You get two configurations: 148 x 12 Boost or 157 x 12 Super Boost. The front is the ‘ole 110 x 15 and all the Turbine R wheels use 28 spokes even though Vault hubs come in both 28 and 32-hole drillings. You also get yet another loud hub. Ya it might be quieter than some but I am in the no sound hub camp so this is a small fail for me. I just don’t get the hub sound thing. As for quality it has been good. During the first 15 -20 rides I would hear an occasional click when starting up again after idling. I was told that this is a normal sound during break in…but it’s the first time I have heard it on a hub. It did not affect my engagement (unlike the many things I did wrong in another engagement) so I figure I’ll give it a pass using the no harm no foul rationalization: from my elbow pad review about rationalizations.
Rim Bed and Tape
The 35 mm width made for easy mounting and removals with and without inserts. The sleek and clean rim tape did not leak throughout the test.
Claimed weight is 1766g (27.5"), 1853g (29")

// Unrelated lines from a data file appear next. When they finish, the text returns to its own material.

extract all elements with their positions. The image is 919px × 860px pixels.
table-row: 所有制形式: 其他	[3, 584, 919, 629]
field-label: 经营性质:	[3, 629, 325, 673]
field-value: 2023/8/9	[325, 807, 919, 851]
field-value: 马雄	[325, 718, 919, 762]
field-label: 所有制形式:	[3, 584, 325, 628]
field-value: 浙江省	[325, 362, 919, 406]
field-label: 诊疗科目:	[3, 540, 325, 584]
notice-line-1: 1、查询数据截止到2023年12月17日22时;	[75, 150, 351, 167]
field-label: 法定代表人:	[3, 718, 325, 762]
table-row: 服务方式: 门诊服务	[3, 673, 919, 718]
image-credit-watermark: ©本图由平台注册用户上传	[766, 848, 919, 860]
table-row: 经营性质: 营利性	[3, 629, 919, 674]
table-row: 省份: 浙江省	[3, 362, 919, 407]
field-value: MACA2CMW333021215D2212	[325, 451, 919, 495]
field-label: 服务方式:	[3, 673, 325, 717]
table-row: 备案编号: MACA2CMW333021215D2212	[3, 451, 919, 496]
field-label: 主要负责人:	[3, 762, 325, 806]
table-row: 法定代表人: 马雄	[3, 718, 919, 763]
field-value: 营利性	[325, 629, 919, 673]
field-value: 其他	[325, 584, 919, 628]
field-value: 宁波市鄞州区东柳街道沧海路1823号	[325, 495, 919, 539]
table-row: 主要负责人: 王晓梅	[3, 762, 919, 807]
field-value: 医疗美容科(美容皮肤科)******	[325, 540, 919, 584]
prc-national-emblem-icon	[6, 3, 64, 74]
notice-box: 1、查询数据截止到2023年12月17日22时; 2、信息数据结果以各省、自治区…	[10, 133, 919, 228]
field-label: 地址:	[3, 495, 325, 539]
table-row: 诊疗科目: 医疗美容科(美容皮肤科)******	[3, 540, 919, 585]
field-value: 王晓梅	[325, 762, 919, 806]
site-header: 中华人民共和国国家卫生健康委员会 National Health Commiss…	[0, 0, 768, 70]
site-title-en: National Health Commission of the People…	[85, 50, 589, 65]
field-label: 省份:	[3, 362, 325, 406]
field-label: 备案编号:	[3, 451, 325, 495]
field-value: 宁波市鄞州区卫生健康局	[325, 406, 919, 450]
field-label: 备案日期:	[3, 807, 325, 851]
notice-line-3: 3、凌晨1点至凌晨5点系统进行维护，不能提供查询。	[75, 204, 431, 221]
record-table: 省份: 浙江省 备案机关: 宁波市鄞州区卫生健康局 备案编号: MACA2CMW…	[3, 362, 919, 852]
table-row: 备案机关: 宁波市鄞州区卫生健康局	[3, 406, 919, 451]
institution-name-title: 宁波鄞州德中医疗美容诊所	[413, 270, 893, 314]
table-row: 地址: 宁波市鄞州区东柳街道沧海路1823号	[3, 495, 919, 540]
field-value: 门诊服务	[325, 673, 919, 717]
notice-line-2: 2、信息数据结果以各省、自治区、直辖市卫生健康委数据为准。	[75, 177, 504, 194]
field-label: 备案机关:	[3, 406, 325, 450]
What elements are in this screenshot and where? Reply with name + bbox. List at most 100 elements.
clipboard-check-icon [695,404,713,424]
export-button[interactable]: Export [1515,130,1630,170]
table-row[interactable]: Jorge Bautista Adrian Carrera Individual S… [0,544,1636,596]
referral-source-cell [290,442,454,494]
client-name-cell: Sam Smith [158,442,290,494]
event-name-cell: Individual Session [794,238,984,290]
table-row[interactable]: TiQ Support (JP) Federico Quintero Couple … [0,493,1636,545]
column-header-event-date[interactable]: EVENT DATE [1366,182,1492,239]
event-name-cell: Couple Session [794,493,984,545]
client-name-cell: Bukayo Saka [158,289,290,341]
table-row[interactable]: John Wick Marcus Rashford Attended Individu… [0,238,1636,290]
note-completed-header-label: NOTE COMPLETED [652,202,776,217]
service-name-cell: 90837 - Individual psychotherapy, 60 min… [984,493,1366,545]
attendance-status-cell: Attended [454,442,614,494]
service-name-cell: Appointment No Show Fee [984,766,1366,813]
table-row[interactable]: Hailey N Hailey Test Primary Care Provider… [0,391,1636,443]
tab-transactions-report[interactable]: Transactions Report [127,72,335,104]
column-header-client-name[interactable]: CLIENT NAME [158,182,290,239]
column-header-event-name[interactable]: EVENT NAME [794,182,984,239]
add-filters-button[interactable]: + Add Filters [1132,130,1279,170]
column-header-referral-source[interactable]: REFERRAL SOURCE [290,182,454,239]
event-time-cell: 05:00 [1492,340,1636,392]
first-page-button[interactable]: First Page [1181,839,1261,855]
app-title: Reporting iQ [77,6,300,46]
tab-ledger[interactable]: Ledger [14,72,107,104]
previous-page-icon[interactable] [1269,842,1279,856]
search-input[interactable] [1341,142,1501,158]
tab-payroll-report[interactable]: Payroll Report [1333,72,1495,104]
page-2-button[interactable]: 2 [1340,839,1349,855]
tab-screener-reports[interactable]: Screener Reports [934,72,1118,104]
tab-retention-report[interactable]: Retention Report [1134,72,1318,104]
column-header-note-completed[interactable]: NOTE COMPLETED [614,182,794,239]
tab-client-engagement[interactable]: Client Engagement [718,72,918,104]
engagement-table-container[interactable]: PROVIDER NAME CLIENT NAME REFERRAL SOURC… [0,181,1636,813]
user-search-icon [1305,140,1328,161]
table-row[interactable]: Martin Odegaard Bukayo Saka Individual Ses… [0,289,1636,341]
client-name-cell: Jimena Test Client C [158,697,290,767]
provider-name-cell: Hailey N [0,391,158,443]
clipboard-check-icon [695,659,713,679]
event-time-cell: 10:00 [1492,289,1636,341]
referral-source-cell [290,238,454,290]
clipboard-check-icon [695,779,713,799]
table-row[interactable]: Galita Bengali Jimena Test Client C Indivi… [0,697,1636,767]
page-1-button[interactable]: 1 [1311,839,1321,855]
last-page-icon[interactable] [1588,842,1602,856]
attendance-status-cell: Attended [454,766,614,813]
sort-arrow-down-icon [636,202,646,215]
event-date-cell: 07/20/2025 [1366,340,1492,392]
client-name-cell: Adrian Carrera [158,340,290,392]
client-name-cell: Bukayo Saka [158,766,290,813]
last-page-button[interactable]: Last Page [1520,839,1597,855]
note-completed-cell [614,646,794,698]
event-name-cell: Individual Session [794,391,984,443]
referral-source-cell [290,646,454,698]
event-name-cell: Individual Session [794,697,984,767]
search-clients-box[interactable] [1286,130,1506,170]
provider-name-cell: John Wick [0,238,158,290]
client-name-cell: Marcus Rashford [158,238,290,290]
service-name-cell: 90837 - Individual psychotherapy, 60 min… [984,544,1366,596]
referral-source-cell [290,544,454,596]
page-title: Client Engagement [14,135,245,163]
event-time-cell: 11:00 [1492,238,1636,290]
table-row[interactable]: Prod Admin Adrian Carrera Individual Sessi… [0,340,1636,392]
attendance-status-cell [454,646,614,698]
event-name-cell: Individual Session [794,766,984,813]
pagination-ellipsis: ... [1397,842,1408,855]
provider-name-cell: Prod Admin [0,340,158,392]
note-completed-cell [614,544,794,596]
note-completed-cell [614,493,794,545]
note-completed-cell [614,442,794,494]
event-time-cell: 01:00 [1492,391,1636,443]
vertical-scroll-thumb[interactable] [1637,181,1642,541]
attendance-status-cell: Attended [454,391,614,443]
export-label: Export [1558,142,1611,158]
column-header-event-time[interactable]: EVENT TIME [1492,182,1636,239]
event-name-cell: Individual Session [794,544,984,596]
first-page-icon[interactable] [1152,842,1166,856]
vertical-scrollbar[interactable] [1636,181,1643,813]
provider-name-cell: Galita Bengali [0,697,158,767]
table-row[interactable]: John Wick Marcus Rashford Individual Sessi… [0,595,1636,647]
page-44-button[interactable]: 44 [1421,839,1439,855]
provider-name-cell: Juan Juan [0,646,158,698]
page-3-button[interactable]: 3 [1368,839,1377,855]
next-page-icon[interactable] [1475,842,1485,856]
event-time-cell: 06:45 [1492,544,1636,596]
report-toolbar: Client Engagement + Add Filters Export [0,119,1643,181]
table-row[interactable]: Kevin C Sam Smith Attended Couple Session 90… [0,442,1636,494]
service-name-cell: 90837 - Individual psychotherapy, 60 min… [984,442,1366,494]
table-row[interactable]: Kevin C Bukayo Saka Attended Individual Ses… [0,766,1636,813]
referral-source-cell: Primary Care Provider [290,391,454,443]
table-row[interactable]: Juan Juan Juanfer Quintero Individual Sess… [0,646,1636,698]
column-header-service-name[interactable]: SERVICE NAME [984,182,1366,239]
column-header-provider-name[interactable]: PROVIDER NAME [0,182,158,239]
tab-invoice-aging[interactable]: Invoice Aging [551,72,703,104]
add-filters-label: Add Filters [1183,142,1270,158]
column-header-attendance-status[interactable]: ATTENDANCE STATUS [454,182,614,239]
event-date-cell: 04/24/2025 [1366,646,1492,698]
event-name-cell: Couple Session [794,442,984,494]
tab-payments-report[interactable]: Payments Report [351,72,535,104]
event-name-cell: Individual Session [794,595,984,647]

I’d like to say I remembered to weigh them before mounting them but if you read the above part about carbon letdown you may understand that I wasn’t thinking clearly. Let’s assume RF is accurate about weight; that’s in the range of a similar style carbon wheel set weight but I don’t buy carbon for the weight savings. Regardless the Turbine 35’s come in at a respectable weight.
I have had these since June of Covid ’20. I did two months of 5/6 rides per week on a variety of North Shore trails before adding inserts. Initial set up with Maxxis DHR IIs on the rear and an Assegai up front was quick and easy. After the first two months I saw the light of the insert grip cheat. I took off the battered DHRII and replace it with a Hutchinson Griffus 2.5’s on the rear.
The other half of the test saw Tannus inserts mounted on the wheels. Before mounting the inserts, I did a thorough inspection and saw a total of zero flaws with the rims, the spokes and the hubs. After another two months of a similar number and style of rides the only issue I had was a loosened spoke (probably from a stick in the spokes: karma for riding a less than legal new loamer). The repair to the spoke was no big deal even though it is a straight pull; the repair to my karma was even easier: see above reference to rationalizations.
Other than that, the front wheel stayed true and the back needed a bit of tightening. I did not feel any stiffness nor sloppiness while riding, after a dozen rides the clicking in the hub went away and it performed well. Finally, the rims did not dent nor crack. That is all I want out of a wheel set. Well that and sexy carbons with Chris King hubs for free.
The Last Words
Raceface Turbine R-35 wheels start from $1214.98 CAD. Many of my biking buddies figure for an extra $400 why not grab a set of We Are One carbons wheels. Makes sense but that’s still $400 more than these wheels, which could pay for part of a weekend in the Whistler Bike Park, once the COVID settles. Either way this is a high-quality wheel-set with many positive features and good performance results from the long term testing period.